I felt a bit guilty casting aspersions at Chinese tourists in my last post. I’ve discussed the phenomenon with half a dozen world traveler friends, and they all hold the same opinion, that Chinese tourists are rude, and—the worst sin of all—they are forever ruining other people’s views in their quest to get the perfect selfie, often with the hateful selfie sticks.
I had this experience in Rome, at the Colosseum. I was standing at a viewpoint, marveling at the history of the place, when a young Chinese woman stepped in front of me and began preening and pouting for selfies. She seemed completely unaware that she had ruined my moment and was blocking my view.
Maybe that’s what made it so annoying—it was clear that to her, I didn’t even exist or at best was a detail to be worked around.
“But of course,” I said to a friend the other night at happy hour, “she may not have been Chinese. She could have been Korean, or American. I never heard her talk.”
“I know,” my friend agreed. “But there are so many Chinese out there! So the odds are she was Chinese. They’re always in huge groups with a Chinese guide, and they barge in front of everyone.”
“I know, I know. I’ve seen that many times. I was almost knocked into the street in Eton when lived there two summers ago. The Chinese tour groups came along the sidewalk like juggernauts. It felt like they would have trampled me like a bug if I hadn’t moved out of their way.
“Their guides had a horrible attitude. But I’d like to think there are polite Chinese tourists, immersing themselves in local culture, speaking a little Italian, but we just don’t notice them because … they’re not doing anything obnoxious.”
“Right. I hope you’re right,” my friend replied doubtfully. “Well, we Americans were the bad tourists for a long time, and still are. And the Japanese used to be notorious for taking photos of everything but not stopping to learn anything about what their subjects were.”
“I encountered a lot of horrid, loud-mouthed Spaniards in Germany.”
“And the Brits, especially in Spain, are super loud and trashy!”
We agreed, the Chinese get a bad rap for good reasons but also just because there are so many of them.
Travel used to be reserved for the rich. Thanks to the discount airlines and cruise ships, anyone can invade a beauty place with their braying and bad behavior.
I was on the shinakansen to Utsonimiya.
Oot-sone-oh-mee-yah. I loved the sound of it so repeated it in my head too many times and now it’s an earworm.
The shinkansen was clean and quiet. The seat was so capacious I could keep my suitcase in front of my knees. The ride was smooth enough that the water bottle I set on top of my bag never trembled.

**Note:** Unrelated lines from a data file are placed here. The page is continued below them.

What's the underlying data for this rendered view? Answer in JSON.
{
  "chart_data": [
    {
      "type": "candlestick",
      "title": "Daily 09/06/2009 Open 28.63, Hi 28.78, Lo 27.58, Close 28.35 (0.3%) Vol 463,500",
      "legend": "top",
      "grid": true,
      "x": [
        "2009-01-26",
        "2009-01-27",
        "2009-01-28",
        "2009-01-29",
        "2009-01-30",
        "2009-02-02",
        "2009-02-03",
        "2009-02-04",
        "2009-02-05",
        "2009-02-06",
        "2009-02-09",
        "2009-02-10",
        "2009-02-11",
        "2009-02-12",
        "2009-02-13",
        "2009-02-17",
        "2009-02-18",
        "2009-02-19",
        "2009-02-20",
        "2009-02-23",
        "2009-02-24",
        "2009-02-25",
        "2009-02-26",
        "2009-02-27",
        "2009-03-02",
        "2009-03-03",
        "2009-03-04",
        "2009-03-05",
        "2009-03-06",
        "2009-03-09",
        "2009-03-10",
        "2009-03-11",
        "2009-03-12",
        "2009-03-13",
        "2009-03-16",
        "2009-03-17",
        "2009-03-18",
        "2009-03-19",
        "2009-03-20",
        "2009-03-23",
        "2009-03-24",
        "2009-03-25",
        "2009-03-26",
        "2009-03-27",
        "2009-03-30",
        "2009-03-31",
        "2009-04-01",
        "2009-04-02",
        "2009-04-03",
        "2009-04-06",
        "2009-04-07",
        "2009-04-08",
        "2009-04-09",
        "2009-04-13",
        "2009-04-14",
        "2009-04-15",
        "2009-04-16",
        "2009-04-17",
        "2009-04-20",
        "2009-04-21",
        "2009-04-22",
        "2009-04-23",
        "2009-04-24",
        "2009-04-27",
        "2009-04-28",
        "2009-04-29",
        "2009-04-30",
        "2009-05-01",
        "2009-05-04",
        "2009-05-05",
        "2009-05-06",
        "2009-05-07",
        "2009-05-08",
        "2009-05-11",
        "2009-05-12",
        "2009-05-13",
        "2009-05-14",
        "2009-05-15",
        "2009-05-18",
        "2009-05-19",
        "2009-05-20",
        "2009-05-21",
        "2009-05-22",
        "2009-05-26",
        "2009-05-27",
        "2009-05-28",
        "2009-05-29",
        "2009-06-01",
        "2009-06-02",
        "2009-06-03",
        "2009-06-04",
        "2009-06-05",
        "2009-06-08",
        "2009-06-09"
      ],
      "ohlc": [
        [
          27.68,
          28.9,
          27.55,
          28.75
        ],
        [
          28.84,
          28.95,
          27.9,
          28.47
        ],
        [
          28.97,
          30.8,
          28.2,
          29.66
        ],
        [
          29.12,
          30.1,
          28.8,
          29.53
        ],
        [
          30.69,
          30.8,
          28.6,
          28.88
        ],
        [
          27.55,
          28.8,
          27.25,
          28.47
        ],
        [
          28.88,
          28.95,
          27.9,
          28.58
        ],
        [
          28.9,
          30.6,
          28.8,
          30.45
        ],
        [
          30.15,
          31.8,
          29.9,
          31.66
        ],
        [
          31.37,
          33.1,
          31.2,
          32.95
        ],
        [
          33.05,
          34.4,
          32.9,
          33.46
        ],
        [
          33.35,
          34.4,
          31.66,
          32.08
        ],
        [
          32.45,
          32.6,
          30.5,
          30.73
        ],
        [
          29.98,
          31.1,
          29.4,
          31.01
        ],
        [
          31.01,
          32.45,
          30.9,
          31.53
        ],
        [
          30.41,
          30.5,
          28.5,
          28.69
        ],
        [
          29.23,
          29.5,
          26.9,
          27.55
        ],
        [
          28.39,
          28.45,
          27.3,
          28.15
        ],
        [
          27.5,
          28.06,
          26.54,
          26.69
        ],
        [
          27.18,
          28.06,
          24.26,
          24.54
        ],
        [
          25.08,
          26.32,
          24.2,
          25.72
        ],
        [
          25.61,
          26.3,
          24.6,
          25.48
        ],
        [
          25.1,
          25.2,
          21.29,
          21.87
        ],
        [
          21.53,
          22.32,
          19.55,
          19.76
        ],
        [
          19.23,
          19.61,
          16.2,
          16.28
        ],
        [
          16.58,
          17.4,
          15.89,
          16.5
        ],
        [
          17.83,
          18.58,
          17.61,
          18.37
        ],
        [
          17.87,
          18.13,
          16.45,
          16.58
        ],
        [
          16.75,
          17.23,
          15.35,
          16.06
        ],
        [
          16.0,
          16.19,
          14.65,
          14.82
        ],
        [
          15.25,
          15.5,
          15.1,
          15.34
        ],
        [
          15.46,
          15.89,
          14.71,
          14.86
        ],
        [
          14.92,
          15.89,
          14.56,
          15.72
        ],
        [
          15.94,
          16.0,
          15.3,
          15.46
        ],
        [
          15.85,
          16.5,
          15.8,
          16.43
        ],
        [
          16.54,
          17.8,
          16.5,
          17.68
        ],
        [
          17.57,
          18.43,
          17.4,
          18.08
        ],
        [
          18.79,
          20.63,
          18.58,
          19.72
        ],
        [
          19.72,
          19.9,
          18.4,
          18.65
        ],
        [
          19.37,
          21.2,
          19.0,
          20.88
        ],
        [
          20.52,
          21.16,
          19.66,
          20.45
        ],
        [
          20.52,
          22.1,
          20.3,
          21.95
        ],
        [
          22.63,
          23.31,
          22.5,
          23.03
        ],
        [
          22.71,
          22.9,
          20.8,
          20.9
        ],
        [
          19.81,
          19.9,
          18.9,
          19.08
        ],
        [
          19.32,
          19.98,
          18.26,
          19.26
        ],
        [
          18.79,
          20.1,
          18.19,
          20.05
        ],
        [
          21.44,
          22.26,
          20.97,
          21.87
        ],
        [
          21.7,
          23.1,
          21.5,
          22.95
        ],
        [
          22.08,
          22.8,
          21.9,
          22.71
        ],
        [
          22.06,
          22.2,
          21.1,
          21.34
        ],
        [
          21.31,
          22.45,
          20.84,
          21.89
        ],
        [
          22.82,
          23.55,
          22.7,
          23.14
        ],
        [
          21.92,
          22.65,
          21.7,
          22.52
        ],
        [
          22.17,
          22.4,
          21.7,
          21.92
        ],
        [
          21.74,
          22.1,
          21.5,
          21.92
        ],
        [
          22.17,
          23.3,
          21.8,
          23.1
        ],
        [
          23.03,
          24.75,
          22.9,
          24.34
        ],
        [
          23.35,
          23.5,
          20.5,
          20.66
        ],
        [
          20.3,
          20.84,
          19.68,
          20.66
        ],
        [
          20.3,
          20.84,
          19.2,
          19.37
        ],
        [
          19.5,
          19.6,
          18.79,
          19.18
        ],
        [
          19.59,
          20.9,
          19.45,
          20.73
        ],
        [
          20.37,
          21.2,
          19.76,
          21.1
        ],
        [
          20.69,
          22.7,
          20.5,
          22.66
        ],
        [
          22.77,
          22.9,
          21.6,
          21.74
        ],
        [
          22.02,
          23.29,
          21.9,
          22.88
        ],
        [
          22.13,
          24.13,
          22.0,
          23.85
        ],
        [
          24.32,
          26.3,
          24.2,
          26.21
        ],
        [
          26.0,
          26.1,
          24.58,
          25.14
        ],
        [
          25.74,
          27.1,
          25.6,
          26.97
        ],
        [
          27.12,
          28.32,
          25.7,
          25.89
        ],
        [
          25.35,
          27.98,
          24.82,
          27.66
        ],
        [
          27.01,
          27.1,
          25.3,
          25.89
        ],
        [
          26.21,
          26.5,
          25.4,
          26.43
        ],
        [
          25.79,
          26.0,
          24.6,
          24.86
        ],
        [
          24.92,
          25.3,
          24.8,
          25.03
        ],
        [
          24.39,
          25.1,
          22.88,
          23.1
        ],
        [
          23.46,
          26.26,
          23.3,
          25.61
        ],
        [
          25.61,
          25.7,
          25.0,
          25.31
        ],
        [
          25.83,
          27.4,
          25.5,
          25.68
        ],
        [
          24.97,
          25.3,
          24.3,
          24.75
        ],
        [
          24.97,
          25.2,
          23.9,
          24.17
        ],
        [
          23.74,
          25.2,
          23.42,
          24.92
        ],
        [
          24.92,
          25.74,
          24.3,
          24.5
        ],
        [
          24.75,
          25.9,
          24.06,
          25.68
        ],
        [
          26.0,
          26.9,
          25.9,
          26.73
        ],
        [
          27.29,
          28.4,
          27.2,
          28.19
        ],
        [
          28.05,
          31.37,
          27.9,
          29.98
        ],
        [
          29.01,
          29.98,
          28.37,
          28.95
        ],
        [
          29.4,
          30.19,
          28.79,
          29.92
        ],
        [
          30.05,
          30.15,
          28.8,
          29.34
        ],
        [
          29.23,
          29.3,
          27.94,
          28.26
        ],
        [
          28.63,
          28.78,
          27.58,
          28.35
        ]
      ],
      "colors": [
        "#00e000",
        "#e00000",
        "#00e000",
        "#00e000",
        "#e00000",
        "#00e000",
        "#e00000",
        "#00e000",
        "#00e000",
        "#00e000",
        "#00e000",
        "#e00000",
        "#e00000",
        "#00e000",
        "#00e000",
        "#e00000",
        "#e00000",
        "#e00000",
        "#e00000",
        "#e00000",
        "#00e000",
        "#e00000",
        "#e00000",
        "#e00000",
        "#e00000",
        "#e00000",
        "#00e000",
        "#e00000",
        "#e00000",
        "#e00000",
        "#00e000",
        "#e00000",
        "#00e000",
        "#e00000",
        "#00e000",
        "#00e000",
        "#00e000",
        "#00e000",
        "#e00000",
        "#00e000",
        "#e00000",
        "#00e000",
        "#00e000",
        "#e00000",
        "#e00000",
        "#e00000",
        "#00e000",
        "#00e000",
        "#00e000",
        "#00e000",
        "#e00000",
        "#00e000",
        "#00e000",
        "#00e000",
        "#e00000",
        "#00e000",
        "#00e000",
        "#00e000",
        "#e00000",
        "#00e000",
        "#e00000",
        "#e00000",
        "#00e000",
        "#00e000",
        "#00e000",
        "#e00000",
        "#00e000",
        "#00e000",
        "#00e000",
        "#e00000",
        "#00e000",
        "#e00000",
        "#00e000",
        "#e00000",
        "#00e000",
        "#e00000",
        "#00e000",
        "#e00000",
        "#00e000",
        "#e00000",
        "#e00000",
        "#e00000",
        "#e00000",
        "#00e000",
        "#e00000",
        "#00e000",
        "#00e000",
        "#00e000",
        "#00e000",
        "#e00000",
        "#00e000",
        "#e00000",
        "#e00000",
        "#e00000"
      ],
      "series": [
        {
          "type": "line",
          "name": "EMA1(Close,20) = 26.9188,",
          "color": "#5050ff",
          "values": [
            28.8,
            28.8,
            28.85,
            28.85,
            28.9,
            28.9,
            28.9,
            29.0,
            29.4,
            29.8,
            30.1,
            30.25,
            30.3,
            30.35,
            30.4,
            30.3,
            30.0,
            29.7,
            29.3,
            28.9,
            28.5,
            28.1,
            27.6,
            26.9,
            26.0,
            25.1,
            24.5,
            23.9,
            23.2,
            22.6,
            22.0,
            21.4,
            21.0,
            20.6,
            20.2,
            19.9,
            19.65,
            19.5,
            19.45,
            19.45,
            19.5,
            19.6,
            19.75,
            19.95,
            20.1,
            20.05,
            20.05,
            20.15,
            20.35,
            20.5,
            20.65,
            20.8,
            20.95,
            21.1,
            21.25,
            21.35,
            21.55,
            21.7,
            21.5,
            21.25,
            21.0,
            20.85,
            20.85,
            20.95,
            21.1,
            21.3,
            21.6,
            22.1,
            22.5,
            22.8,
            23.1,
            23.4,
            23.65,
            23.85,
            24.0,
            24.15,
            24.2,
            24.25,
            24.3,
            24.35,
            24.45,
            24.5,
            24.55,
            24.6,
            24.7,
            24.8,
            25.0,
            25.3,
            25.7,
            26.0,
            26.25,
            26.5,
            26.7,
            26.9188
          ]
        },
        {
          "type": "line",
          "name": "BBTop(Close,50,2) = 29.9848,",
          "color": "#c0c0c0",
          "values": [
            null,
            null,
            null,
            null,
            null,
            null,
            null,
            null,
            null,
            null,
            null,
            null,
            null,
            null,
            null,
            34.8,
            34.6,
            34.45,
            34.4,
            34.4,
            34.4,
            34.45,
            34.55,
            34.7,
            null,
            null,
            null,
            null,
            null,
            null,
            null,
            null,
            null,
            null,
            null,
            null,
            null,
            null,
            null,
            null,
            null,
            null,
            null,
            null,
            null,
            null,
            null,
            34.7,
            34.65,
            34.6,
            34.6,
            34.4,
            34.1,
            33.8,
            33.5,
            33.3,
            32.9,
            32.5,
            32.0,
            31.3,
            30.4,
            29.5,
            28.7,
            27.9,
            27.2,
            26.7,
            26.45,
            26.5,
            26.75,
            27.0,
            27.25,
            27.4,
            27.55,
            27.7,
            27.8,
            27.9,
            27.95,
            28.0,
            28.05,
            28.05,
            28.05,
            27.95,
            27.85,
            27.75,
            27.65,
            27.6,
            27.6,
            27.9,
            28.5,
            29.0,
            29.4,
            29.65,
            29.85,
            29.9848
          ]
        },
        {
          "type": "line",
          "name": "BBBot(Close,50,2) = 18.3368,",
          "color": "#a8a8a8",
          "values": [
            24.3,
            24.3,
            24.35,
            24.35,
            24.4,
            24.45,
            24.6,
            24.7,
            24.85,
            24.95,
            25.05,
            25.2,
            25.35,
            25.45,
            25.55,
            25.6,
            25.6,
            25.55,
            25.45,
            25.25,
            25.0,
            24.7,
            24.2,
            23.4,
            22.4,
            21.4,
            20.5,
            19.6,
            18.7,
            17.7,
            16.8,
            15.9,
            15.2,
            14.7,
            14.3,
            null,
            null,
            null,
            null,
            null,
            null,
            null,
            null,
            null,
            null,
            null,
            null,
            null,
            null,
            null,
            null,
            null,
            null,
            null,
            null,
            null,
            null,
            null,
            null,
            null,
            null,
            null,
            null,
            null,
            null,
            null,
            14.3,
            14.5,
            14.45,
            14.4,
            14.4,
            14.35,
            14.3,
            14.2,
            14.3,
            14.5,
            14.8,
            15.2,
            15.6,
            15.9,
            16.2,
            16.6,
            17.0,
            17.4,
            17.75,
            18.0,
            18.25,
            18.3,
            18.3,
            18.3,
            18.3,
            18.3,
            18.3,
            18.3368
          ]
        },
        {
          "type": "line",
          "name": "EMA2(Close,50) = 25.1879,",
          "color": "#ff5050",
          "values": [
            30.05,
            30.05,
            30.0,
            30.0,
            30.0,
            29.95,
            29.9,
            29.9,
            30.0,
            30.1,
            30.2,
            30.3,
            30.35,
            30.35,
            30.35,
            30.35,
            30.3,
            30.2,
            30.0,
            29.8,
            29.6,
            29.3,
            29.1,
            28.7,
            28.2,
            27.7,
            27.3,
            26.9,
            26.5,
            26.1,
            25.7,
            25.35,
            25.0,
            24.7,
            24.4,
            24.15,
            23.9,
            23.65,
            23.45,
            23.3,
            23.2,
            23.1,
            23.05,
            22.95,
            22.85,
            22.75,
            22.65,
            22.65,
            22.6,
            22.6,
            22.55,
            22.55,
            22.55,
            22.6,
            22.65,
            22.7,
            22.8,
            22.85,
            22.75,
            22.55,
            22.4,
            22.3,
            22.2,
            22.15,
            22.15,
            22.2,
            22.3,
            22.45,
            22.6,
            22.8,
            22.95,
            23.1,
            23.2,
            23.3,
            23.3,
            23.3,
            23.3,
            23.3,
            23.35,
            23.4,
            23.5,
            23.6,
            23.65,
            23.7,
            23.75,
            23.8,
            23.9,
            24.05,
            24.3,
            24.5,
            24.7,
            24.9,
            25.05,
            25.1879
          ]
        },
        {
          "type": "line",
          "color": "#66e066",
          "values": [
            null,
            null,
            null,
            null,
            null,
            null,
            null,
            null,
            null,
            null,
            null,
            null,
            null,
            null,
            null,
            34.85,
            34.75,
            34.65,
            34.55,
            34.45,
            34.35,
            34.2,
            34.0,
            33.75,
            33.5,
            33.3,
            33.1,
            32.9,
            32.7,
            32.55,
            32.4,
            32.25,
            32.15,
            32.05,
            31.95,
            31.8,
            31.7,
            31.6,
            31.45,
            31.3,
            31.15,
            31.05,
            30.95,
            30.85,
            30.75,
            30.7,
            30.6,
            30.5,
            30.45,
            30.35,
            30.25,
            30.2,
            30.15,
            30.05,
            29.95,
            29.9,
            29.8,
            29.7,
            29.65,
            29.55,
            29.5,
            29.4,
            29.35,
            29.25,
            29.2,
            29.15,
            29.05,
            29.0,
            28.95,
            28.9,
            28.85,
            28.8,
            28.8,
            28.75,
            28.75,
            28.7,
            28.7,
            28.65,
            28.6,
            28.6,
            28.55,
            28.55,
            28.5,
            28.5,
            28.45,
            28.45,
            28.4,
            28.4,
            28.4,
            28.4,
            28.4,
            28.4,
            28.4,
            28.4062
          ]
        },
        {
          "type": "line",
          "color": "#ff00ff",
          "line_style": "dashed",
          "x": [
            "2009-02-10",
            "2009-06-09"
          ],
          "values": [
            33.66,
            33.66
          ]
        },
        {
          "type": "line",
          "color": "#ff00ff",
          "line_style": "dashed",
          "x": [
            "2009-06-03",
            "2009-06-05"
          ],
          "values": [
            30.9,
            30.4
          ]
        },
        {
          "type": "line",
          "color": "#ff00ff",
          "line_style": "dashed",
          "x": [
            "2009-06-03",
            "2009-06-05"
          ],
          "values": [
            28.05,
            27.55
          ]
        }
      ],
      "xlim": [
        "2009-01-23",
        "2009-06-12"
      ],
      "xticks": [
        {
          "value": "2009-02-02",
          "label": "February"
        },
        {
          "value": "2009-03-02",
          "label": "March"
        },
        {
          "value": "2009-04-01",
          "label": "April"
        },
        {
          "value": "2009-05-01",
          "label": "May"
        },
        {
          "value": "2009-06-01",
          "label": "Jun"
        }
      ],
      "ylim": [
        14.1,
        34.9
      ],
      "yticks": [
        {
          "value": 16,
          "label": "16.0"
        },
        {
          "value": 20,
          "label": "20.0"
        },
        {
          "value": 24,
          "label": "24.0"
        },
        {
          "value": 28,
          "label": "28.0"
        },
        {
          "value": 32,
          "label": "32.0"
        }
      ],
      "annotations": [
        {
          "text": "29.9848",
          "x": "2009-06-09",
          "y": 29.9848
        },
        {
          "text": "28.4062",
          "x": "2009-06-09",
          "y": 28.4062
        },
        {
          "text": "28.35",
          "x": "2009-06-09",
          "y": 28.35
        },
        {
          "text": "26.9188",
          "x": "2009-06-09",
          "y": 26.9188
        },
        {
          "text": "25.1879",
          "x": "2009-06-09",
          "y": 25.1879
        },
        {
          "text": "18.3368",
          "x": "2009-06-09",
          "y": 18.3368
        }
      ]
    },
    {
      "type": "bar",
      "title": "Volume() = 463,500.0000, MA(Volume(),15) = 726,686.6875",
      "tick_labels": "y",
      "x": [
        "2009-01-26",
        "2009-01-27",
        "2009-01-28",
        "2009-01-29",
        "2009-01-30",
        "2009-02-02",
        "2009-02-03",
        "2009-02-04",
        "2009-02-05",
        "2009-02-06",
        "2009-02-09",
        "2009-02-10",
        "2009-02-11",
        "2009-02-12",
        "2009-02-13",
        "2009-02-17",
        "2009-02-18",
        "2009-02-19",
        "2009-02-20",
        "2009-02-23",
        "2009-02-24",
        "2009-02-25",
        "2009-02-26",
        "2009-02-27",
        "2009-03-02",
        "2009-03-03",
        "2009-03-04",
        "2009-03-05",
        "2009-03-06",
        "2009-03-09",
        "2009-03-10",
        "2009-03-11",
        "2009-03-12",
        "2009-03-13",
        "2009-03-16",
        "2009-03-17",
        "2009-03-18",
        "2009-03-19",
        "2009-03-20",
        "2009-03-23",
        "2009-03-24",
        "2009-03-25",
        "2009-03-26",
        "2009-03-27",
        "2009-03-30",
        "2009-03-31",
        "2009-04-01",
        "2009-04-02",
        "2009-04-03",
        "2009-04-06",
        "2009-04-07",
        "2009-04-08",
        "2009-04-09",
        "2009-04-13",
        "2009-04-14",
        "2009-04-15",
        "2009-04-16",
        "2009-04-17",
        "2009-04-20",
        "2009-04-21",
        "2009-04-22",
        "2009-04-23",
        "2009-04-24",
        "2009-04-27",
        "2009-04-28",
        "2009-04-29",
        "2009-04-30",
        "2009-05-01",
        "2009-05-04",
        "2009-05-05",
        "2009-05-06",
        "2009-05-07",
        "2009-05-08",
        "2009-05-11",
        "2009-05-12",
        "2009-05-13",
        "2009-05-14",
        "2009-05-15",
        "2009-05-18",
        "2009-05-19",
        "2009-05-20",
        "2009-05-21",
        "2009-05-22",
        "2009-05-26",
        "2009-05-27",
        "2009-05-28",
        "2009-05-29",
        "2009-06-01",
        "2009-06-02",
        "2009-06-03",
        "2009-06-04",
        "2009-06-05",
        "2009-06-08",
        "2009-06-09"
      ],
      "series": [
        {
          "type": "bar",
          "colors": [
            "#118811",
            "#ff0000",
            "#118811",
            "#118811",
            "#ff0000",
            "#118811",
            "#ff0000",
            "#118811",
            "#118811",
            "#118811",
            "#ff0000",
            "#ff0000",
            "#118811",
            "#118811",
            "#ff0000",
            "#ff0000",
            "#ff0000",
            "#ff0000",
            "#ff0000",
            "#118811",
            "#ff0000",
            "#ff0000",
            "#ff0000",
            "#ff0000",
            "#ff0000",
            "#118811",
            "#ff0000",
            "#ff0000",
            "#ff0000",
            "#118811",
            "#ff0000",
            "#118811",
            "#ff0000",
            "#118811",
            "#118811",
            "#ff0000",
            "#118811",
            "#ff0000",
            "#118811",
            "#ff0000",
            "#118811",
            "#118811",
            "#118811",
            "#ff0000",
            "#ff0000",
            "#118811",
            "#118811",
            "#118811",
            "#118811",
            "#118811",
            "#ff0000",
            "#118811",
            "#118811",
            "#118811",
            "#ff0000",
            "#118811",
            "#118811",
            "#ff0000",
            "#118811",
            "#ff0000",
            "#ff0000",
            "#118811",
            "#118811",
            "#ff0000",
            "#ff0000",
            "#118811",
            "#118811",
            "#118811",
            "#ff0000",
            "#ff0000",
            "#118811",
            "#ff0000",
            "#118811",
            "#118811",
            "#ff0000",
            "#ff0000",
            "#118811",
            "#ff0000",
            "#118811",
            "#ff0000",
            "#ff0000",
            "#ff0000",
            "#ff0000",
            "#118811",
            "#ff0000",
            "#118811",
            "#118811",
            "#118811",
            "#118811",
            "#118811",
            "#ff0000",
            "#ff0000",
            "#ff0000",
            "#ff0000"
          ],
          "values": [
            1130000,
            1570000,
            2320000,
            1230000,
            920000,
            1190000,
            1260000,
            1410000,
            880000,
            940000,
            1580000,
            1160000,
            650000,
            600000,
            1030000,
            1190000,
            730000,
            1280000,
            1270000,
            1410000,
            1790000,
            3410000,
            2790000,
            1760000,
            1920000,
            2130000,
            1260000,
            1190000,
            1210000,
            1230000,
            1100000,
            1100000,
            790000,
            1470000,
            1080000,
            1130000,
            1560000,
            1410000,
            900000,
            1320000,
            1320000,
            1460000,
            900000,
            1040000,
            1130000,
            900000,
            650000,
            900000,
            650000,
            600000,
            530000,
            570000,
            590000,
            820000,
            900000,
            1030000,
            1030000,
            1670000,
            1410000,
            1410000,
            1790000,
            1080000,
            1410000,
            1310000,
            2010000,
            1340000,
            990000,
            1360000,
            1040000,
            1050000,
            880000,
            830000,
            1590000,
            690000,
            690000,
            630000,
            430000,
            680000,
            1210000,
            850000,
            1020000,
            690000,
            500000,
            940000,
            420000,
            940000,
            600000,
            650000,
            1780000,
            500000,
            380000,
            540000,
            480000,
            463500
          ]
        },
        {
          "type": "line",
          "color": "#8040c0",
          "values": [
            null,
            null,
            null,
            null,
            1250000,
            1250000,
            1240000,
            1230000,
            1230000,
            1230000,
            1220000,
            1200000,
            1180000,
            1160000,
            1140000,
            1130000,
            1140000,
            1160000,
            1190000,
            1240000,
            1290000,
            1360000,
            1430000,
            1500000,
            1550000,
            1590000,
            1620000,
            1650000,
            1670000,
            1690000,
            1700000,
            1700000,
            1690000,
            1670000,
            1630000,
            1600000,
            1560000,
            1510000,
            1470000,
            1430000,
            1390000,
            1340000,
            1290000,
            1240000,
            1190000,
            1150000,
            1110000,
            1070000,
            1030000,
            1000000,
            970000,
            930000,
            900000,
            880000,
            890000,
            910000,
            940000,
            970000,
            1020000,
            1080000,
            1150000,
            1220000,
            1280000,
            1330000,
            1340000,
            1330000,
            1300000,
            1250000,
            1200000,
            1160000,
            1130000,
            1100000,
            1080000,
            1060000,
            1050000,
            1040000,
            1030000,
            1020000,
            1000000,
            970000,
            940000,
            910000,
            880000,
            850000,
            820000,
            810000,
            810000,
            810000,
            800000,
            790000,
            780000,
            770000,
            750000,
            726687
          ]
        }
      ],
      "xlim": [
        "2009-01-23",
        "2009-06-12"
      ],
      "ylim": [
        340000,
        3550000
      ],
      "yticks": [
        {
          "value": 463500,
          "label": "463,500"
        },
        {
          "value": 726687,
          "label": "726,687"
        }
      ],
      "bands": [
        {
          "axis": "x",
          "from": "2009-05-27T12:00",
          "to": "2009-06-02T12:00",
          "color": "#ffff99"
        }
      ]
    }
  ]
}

From Utsonimiya I would take a regular train to Nikko. Then, I had mapped out how to walk from the train station to my lodgings. There were buses, too, but they wouldn’t go all the way to the Turtle Hatori Annex, and I was nervous about getting on a bus with my bag, figuring out how to pay, getting off at the right place, and walking from there.
I needn’t have worried about any of it. The moment I arrived in Nikko the skies opened up and the only option was to take a taxi. What a relief! I didn’t care how much it cost; I had to admit that I just didn’t want to walk or take a bus.
The taxi driver wore white gloves and his seats were covered in white lace.
The inn was twice as far and a much more convoluted route than my guide book or Google maps had led me to believe. I would have arrived exhausted it I’d walked.
The taxi cost about $9—no tipping expected—well worth it.
I had made my first successful transition from one city to another, the first of nine in the month to come. After being oriented by the chatty hostess of the inn, I strode out to explore Nikko in the rain.